Schaak-oploswedstrijden zijn in opkomst - maar de opmerkelijke carrière van de 45-jarige Claus-Peter Schoschies uit het Duitse Stralsund bleef tot nu toe verborgen in de lokale pers van Mecklenburg-Vorpommern.
    Schoschies behaalde successen in oplostoernooien over de hele wereld, en als tweede op de Duitse en vierde op de Europese ranglijst van de OPCF (de Orthodox Problem Chess Federation) gold hij in Stralsund als een van de grootste schakers van Europa. Bij het wereldkampioenschap van 2002 in New York werd hij knap 14e, en sinds 2003 staat hij in de top-twaalf van de OPCF, wat hem de Zilveren Lauwerkrans opleverde - de gouden is nog nooit toegekend.
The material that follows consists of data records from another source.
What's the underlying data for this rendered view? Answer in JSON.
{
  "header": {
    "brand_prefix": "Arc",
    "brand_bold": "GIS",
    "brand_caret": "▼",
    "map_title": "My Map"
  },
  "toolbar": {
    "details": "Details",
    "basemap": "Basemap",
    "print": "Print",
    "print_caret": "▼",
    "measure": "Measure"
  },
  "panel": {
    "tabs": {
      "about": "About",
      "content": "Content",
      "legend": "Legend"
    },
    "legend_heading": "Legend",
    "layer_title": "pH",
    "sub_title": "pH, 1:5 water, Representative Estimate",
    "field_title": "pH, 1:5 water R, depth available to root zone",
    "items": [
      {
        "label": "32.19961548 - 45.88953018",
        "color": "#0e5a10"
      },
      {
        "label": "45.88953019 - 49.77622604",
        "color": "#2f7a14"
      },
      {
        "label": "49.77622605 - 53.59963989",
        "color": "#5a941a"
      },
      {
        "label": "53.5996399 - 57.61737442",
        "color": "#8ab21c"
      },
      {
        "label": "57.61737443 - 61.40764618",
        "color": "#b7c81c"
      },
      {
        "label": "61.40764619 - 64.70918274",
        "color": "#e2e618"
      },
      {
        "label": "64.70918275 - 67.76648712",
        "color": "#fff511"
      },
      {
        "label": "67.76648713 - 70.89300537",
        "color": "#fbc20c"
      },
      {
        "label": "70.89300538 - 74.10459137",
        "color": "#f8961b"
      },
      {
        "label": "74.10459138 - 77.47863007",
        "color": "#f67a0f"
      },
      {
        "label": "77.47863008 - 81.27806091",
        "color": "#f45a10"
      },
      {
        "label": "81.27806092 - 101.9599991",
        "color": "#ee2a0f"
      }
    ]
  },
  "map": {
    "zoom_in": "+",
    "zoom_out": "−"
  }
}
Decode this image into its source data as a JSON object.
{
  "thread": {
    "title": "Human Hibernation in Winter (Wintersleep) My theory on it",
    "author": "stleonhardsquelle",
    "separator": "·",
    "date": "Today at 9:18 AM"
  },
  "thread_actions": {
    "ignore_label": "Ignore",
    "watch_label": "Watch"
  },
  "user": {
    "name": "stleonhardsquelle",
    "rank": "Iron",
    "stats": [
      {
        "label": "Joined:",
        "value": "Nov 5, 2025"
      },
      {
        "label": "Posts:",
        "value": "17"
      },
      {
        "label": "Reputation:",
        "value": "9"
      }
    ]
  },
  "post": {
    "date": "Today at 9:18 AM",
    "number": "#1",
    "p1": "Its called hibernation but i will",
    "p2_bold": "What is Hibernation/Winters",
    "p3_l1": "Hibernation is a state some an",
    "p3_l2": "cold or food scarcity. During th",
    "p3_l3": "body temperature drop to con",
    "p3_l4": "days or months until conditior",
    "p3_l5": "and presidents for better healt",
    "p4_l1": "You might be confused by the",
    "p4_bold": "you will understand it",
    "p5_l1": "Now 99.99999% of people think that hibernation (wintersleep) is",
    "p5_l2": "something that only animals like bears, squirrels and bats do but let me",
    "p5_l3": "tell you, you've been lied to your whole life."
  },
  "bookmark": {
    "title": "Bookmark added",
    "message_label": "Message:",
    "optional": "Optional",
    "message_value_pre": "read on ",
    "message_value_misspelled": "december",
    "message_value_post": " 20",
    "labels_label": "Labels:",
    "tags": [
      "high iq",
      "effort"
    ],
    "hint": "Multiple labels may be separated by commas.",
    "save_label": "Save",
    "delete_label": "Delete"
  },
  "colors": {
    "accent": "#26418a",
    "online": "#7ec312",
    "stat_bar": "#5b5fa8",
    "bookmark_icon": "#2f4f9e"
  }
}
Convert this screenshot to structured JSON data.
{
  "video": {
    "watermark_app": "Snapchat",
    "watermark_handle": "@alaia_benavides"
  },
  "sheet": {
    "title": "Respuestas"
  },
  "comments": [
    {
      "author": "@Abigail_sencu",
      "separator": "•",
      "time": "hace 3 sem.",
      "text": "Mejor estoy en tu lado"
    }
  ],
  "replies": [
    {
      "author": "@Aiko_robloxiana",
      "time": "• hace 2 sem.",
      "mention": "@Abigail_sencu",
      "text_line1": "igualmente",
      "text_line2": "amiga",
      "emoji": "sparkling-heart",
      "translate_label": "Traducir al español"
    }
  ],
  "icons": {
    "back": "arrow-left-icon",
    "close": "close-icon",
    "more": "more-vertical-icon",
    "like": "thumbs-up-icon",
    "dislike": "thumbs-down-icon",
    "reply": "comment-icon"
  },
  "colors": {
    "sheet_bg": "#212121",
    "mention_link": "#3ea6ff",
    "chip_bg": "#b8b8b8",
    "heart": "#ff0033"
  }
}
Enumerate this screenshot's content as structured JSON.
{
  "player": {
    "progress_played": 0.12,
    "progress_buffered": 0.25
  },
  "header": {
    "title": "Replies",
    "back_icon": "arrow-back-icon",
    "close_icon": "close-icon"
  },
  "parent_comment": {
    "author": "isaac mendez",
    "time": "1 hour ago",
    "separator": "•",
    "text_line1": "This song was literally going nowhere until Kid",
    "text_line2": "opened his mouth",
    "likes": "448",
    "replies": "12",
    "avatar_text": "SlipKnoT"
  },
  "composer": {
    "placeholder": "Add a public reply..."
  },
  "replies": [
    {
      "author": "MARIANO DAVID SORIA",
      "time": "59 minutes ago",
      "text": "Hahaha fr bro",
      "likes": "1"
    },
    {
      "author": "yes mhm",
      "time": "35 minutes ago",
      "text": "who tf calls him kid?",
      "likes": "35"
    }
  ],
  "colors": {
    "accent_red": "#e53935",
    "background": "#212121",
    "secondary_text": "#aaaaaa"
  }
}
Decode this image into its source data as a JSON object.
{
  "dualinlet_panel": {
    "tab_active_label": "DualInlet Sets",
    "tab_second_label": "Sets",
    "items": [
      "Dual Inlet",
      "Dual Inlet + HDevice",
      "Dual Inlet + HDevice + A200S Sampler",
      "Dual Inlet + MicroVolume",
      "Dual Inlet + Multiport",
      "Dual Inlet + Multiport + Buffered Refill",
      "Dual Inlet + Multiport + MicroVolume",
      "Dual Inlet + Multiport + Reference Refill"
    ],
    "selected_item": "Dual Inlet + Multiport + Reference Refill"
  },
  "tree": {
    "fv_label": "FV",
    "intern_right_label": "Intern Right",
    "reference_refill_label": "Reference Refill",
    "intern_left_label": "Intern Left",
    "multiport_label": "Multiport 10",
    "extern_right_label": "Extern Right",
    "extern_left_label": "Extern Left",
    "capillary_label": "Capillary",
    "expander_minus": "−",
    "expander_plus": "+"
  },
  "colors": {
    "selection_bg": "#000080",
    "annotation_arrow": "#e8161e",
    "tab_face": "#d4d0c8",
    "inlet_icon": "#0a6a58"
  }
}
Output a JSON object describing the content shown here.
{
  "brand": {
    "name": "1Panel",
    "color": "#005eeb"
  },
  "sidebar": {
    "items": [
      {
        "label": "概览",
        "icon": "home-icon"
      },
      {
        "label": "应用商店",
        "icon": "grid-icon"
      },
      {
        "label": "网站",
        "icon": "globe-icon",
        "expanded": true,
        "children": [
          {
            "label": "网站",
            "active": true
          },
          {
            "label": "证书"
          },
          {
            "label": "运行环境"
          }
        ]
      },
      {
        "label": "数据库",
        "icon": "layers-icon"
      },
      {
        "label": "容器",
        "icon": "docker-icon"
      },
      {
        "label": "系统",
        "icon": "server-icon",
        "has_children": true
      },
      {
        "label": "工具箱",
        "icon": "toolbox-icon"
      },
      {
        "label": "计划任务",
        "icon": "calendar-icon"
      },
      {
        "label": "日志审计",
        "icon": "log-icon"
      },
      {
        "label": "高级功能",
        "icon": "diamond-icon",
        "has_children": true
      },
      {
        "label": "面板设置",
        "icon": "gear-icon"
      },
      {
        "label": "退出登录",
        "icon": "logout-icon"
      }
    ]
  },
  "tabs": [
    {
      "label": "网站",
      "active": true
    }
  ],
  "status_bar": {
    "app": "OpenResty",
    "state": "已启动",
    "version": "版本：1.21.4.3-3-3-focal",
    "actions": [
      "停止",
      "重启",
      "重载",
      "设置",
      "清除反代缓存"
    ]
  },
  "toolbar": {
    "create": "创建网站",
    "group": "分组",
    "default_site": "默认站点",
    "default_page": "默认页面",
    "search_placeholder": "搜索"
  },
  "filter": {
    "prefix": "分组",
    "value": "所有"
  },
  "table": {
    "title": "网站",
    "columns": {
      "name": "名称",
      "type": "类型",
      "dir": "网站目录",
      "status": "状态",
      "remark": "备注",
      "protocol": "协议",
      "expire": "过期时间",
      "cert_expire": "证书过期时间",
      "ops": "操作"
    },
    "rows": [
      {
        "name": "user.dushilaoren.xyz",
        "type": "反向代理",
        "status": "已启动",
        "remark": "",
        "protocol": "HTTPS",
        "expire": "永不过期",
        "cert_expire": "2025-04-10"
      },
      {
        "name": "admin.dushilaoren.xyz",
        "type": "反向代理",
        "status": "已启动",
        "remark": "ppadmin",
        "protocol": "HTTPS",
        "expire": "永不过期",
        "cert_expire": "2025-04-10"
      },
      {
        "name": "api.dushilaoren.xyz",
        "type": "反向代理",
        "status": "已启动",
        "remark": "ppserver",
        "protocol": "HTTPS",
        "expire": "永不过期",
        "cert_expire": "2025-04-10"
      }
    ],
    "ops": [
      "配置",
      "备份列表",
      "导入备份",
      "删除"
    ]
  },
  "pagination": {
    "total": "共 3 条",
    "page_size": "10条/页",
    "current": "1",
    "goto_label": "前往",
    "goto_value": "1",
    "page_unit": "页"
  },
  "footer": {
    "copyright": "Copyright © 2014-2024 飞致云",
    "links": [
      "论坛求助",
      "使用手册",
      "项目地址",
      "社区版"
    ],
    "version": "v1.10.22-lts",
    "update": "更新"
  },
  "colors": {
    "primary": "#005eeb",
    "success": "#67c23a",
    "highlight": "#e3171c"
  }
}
In 2004 kostte een duivelse zeszet hem nèt de Europees titel, die nu naar de Rus Garnejew ging. 'Hij had moeten winnen,' vond die, maar Schoschies was toch tevreden. In dat jaar ontging hem ook de Duitse titel toen na acht uur en 17 problemen vier deelnemers met 95,9 % precies gelijk stonden. Een tie-break van drie tweezetten was nodig - zijn vaste tegenstrever Bartuschow loste die in 25 minuten op, en Schoschies werd op 15 minuten weer eens tweede.
    Hij had wel vaker pech. Eens, toen hij het beslissende probleem wilde opzetten, ontbrak er een witte pion. Terwijl de schaakklok onbarmhartig doortikte zocht hij overal, en vond onder zijn tafeltje niet die pion, maar een stuk zilverpapier van een chocoladereep. Daarmee toverde hij een zwarte pion om tot witte - zijn toernooi was gered. Bij de wandeling terug naar het hotel voelde hij iets in zijn schoen - de pion! 'Hoe die in mijn sok terecht is gekomen zal ik wel nooit weten.'
    Een andere keer wilde hij na acht zware oplosuren opstaan, hoorde 'knak', en zijn rug zat op slot. Spit! Hij was met zijn rugzak aan een vuilnisemmer blijven haken en tegen het hekje voor zijn eigen huis gevallen. Nu moest hij de '24 uur van Dresden' missen, een oplosmarathon waar 54 knappe koppen uit Azië, Amerika en Europa aan meededen.
    Een hoogtepunt in Schoschies' carrière waren de Olympische Spelen van 2004 in Athene. Samen met groten als professor Bill Farmer uit Amerika, de Fin Ole Lars en Garnejew deed hij daar aan de demonstratie-wedstrijd mee. 'Ik heb alles gegeven voor onze sport maar ook voor Stralsund,' zei hij na thuiskomst. Probleemoplossen zou zeker een olympische sport worden, misschien al in Peking 2008.
    Het thuisfront wist hem te eren: hij kreeg een erespeld van de deelstaatschaakbond, werd voorzitter van de algemene Stralsundse sportvereniging, en in 2005 zelfs Sportman van het Jaar van Mecklenburg-Vorpommern.
    Toen ging de schaker en probleemliefhebber Olaf Teschke, die dit alles met stijgende verbazing had gevolgd, eens op onderzoek uit. De OPCF bestond niet, in Athene was niet geschaakt, en de echte Duitse oplossers kenden hem noch Garnejew, professor Bill Farmer of de Fin Ole Lars. Schoschies had alles verzonnen en het plaatselijke sufferdje was er jarenlang ingetrapt, waarschijnlijk omdat niemand daar iets van probleemoplossen (of van de grootte van een pion) wist, en omdat men een eigen schaakgenie niet graag kapot checkt. Dat Schoschies nooit won zal hem geloofwaardig hebben gemaakt, evenals zo'n zouteloze anekdote als die van dat hekje. Maar op de schaakclub hadden ze het altijd al raar gevonden dat hij de simpelste matjes over het hoofd zag.
    Schoschies had voor zijn dure oplosreizen 6000 Euro van de gemeente ontvangen; die zal hij terugbetalen. Hij trad af als voorzitter. De beker en de geldprijs van de Sportman van het Jaar gaan nu naar een Mecklenburg-Vorpommerse sumo-worstelaar.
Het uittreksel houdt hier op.